Plot −2.5. Start at the origin. The sign is negative, so turn left. Step two and a half units left. That lands you halfway between the −2 tick and the −3 tick — a little farther from zero than −2, a little closer than −3.
Step the marker left and right between −6 and 6. The readout names exactly where you are. Then try the challenge: can you land on −4?
Many real quantities come in opposite pairs of the same size, so we tag each with a sign: one direction is positive (+), the opposite is negative (−). We write five above as +5 (or just 5) and five below as −5, read "negative five." Zero is the origin — the dividing line that is neither positive nor negative. A true number line needs three ingredients: an origin, a positive direction, and a unit length. And to plot any number you start at zero, turn right for positive or left for negative, and step that many units — halves landing between the ticks.

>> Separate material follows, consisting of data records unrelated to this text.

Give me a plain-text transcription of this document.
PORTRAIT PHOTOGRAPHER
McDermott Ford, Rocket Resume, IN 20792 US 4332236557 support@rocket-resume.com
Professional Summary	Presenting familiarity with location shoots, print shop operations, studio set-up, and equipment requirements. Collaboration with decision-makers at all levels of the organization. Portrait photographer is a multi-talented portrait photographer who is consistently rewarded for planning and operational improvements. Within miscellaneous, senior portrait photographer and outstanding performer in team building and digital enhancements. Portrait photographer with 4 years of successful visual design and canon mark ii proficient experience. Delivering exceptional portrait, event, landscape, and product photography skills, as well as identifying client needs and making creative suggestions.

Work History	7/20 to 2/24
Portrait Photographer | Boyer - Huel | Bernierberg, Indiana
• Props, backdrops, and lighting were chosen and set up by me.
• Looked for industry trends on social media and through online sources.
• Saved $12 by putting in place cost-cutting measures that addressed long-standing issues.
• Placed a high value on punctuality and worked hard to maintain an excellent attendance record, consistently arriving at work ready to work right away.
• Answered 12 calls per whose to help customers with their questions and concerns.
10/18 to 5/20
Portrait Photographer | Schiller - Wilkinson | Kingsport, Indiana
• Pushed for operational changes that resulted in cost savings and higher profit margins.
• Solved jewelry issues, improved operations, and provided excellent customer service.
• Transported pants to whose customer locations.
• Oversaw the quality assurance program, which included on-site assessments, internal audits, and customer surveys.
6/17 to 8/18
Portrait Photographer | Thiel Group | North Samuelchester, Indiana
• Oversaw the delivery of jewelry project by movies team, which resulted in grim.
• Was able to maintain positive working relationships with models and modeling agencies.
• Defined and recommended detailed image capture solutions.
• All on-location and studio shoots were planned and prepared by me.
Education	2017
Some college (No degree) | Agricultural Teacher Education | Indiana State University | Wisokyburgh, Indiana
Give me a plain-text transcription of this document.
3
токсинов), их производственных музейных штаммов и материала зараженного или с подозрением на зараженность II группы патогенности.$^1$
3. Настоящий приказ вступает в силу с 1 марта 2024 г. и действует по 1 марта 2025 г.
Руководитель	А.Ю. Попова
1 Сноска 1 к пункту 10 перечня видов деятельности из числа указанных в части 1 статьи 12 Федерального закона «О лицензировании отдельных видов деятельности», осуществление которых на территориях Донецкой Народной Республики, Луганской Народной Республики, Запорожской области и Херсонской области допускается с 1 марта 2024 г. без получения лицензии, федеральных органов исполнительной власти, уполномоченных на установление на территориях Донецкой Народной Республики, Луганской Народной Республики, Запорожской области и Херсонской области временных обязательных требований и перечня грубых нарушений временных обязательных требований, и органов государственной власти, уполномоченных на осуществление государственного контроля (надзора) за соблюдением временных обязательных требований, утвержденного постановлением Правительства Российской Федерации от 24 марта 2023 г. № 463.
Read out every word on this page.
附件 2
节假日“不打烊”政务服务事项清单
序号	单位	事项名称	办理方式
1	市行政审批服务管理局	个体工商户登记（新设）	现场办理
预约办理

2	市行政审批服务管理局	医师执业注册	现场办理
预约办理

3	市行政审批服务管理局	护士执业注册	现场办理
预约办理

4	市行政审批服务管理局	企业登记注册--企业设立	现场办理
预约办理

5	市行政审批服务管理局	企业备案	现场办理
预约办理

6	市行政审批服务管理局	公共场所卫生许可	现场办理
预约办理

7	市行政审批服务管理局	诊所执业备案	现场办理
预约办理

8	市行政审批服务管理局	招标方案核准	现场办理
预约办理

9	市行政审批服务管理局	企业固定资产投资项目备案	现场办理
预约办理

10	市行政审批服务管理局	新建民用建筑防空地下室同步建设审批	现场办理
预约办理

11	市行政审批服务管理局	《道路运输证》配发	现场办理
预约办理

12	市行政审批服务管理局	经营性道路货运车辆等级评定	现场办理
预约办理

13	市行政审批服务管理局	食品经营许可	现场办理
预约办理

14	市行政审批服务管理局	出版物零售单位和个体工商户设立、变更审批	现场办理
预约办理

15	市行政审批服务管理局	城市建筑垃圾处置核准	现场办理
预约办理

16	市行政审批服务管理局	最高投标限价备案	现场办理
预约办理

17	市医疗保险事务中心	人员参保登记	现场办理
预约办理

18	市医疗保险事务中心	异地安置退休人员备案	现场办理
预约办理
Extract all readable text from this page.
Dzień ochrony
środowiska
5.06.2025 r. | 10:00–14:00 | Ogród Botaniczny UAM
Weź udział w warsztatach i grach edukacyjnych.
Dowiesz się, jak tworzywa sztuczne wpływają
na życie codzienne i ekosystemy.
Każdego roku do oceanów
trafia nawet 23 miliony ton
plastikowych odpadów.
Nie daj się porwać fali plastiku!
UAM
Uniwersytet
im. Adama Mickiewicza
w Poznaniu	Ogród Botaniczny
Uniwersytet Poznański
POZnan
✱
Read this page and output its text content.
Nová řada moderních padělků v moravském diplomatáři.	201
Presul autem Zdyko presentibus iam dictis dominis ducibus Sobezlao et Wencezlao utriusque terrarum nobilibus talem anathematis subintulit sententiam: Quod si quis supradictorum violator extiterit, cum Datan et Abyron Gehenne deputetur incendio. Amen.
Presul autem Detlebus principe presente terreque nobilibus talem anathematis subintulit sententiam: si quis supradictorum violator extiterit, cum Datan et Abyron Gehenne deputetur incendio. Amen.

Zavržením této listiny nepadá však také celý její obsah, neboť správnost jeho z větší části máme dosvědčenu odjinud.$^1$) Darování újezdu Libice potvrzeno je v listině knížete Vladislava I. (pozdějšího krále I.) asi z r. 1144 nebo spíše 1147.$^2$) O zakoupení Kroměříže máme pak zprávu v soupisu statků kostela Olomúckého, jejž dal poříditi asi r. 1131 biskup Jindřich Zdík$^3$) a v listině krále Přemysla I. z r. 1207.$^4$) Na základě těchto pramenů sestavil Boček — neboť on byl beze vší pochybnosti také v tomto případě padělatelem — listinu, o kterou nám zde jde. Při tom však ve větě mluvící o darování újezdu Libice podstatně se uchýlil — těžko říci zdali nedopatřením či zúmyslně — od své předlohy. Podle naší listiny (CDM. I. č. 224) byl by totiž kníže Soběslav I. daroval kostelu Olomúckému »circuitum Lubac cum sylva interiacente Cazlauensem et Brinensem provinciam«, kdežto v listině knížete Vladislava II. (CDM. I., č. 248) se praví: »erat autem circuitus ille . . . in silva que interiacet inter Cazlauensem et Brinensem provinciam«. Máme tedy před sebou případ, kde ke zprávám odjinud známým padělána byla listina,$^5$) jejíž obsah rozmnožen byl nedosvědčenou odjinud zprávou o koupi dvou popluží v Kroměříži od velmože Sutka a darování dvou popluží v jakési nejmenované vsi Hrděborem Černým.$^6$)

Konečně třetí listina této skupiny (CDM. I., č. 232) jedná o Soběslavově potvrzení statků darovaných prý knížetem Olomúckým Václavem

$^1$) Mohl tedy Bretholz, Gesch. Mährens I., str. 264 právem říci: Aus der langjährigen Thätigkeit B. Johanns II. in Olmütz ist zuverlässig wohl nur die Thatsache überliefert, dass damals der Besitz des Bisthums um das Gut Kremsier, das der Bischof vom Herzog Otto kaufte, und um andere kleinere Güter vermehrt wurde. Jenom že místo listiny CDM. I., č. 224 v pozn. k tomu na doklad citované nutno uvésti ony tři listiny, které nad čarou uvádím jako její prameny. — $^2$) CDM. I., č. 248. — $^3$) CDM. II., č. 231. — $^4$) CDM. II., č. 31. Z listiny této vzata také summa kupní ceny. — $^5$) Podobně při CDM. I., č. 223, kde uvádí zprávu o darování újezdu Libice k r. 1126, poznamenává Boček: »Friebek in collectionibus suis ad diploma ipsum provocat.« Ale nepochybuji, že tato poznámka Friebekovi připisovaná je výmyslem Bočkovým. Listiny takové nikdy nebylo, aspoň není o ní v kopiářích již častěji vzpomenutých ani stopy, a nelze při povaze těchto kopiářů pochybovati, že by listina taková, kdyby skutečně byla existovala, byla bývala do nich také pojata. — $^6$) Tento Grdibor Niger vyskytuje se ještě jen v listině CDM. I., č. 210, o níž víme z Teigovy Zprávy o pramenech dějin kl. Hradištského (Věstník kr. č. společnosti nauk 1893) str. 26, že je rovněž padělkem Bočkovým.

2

You've met +5 and −5 as mirror images across zero. Next lesson gives that mirror a name — opposites — and asks a sharper question: how far is a number from zero, no matter which side it's on? That distance is its absolute value, and it's the amber idea we've been hinting at all along.
Work each one out first, then open the answer to check your thinking.
Six questions to lock it in. Tap the answer you think is right.
This lesson opens Stage 5 and is aligned to the U.S. Common Core grade-6 number-system standards. It uses positive and negative numbers to describe quantities with opposite directions and meanings — temperature above/below zero, deposits/withdrawals, floors up/down — with 0 as the reference point (6.NS.C.5). It establishes that the negative sign indicates the opposite of a number and that 0 is its own opposite (6.NS.C.6a), and it has students locate signed numbers, including a half value, on the number line (6.NS.C.6c). The number line is treated as a built object with an origin, a positive direction, and a unit length, so plotting is a deliberate "start, turn, step" procedure rather than guesswork. The single most common misconception is "you can't have less than zero" — the belief that negatives aren't real numbers. The antidote, used throughout, is concrete opposite-direction contexts: debt, below-zero temperatures, and below-ground floors make "less than zero" tangible long before any formal arithmetic with signs.